KLGL
- Salina, Utah; United States;
- Broadcast area: Richfield, Utah
- Frequency: 94.5 MHz
- Branding: 94.5 The Eagle

Programming
- Format: Hot AC
- Affiliations: Compass Media Networks

Ownership
- Owner: Mid-Utah Radio; (Sanpete County Broadcasting Co.);
- Sister stations: KKUT, KMGR, KMTI, KMXD, KUTC, KSVC, KWUT

History
- First air date: 2012
- Call sign meaning: "Eagle"

Technical information
- Licensing authority: FCC
- Facility ID: 181075
- Class: C
- ERP: 66,000 watts
- HAAT: 718 meters (2,356 ft)
- Translators: 93.3 K255DB (Manti); 99.3 K257DL (Ticaboo); 100.1 K261BP (Rural Piute); 101.7 K269DQ (Orderville); 102.3 K272CI (Wayne County); 103.1 K276CU (Panguitch); 104.3 K282BD (Orderville); 106.3 K292EE (Hanksville); 106.3 K292DO (Rural Garfield);
- Repeater: 94.5 KLGL-FM1 (Nephi)

Links
- Public license information: Public file; LMS;
- Webcast: Listen live
- Website: midutahradio.com

= KLGL =

Radio station in Salina, Utah

KLGL (94.5 FM) is a radio station licensed to Salina, Utah, and owned by Sanpete County Broadcasting Co. The station's format consists of modern adult contemporary music. KLGL is also heard on 10 translators throughout Utah.

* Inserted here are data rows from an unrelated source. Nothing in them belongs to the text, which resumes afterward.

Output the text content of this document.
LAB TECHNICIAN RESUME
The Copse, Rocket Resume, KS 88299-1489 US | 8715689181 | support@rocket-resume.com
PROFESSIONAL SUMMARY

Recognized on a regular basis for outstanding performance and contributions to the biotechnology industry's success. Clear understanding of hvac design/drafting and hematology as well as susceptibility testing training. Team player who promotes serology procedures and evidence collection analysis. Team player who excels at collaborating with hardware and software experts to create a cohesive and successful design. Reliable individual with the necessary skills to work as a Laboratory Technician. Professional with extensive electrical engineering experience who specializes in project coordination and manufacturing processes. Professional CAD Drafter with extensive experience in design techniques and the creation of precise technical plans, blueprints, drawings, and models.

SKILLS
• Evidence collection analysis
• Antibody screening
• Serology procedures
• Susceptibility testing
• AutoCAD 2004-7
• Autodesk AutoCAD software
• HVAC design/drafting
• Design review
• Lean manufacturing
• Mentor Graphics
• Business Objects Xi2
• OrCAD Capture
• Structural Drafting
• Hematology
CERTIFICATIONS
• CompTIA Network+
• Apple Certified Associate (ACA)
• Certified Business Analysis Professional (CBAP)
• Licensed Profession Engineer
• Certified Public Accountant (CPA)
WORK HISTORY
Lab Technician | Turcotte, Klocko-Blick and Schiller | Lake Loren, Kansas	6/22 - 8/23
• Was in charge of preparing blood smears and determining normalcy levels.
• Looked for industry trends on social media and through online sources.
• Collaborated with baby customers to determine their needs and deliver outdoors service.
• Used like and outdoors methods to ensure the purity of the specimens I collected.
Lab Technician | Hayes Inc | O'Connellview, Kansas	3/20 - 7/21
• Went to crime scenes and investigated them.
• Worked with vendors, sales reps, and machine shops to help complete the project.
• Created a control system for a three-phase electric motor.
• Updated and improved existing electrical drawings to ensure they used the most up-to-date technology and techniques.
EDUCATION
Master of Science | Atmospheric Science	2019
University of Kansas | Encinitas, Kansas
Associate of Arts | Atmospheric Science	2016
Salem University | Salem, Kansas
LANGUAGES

The signal boasts an effective radiated power of 66,000 watts and is intended to serve a large region, with its total coverage area spanning at least ten counties in Central and Southern Utah.
==History==
Prior to 2012: The KLGL call sign previously belonged to a station operating at 93.7 FM in nearby Richfield, Utah.